この課題への解決策としてある企業が取り組んだのは、簡単なテキストメッセージを社員に向けて送ることでした。その日オフィスに来るとどんな仕事ができるか、どんな風にやるかなどその日の計画を伝えたのです。そうすると、通勤すること自体は依然として変わらないのですが、オフィスに来ることの意味が社員の中に芽生え、モチベーションが上がるという結果が出ました。通勤へのネガティブな気持ちがなくなり、エンゲージメントが上がるという結果が出ています。
行ったのはテキストメッセージを送るという本当にシンプルなことだけ。それでも優れた効果があったということです。
西田政之:企業におけるナッジの活用には「事業向け」と「組織内向け」の2つがあると思います。組織内に関して話しますと、現在、組織人材マネジメントの潮流として「個の時代」「風の時代」になってきています。一人ひとりの尊厳を大切にしながら、社員にどう向き合い、寄り添っていくかが重要になってきているということです。
それを担保するための手法として「1on1ミーティング」を取り入れる企業が増えてきているのだと思うのですが、その1on1もいかに効果的にやるかが肝ですよね。

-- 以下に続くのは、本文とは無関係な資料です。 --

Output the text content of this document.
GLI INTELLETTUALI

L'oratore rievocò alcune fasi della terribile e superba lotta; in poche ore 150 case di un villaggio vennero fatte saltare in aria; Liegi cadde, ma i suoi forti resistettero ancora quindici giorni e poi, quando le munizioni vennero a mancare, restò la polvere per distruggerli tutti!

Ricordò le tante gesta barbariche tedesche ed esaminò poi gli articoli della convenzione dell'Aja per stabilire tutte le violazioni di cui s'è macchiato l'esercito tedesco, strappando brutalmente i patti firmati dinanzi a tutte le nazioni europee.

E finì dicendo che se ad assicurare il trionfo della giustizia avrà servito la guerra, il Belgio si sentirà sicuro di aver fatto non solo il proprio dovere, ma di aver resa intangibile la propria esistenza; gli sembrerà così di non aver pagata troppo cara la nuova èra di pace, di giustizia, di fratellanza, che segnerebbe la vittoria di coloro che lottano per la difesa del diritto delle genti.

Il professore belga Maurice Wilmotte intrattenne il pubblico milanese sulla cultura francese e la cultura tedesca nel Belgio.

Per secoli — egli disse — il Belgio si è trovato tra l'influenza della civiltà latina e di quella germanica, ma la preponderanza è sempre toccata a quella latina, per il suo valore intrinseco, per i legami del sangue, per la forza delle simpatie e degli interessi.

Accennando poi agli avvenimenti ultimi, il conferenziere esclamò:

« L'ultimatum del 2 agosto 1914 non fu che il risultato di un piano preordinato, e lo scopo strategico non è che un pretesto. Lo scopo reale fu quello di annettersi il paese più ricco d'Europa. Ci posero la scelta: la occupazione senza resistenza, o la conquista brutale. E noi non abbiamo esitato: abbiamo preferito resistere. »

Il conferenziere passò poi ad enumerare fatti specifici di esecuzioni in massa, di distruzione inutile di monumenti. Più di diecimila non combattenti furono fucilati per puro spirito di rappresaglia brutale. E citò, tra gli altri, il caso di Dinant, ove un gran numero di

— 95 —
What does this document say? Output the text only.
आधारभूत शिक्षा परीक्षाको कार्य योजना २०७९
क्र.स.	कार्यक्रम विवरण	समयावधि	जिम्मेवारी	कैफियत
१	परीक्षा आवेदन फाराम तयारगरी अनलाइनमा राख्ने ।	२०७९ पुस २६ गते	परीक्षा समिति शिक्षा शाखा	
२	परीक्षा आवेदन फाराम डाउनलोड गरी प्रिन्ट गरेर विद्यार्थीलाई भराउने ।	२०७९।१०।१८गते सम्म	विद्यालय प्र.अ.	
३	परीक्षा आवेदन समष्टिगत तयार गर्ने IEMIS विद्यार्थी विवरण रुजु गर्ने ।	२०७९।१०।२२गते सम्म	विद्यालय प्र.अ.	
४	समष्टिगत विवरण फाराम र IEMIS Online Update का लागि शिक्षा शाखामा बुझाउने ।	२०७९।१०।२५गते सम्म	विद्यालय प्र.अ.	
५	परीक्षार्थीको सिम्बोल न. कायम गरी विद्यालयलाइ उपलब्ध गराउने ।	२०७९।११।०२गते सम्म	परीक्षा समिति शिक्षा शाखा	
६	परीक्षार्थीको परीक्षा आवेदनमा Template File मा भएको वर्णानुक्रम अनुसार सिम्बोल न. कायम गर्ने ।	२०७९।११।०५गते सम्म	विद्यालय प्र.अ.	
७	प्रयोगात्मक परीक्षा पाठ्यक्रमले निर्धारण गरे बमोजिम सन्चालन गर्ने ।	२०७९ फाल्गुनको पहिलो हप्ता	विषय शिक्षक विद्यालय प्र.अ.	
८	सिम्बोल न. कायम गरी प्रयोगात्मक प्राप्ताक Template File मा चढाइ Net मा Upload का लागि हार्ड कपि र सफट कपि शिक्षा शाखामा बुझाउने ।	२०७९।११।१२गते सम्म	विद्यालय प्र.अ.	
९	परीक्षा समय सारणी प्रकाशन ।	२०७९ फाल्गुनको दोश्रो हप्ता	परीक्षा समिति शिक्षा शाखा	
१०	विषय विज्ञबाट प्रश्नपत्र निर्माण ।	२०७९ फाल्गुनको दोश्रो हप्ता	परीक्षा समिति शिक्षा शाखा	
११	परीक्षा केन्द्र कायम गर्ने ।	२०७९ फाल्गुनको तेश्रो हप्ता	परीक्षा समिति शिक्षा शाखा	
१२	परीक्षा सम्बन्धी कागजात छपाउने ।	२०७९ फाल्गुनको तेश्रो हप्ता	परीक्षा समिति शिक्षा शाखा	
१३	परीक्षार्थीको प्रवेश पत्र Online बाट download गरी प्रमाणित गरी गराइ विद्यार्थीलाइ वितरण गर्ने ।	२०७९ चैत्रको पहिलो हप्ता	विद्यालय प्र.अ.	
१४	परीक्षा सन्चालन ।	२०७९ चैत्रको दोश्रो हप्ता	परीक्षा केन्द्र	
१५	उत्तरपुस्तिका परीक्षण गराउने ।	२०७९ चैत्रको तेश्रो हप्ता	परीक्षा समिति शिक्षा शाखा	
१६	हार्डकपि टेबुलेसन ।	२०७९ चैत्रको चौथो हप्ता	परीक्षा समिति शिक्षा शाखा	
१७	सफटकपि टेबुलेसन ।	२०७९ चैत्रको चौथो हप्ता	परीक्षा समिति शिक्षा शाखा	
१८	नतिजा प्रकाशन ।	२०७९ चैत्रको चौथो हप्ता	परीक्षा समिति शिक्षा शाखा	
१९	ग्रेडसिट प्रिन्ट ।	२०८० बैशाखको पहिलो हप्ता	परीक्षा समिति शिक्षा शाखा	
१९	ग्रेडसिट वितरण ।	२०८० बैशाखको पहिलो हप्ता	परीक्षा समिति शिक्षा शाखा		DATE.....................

ナッジはその解決策のひとつとして注目されているのではないかと思います。
一方で先ほどのJTさんのお話にもありましたが、研修の効果というのは我々のような人事パーソンにとって永遠の課題です。やりっぱなしになって実務とつながらないという問題がやはりある。その解決のためにナッジを使ってWillを問うというJTさんの実践は素晴らしいなと思いました。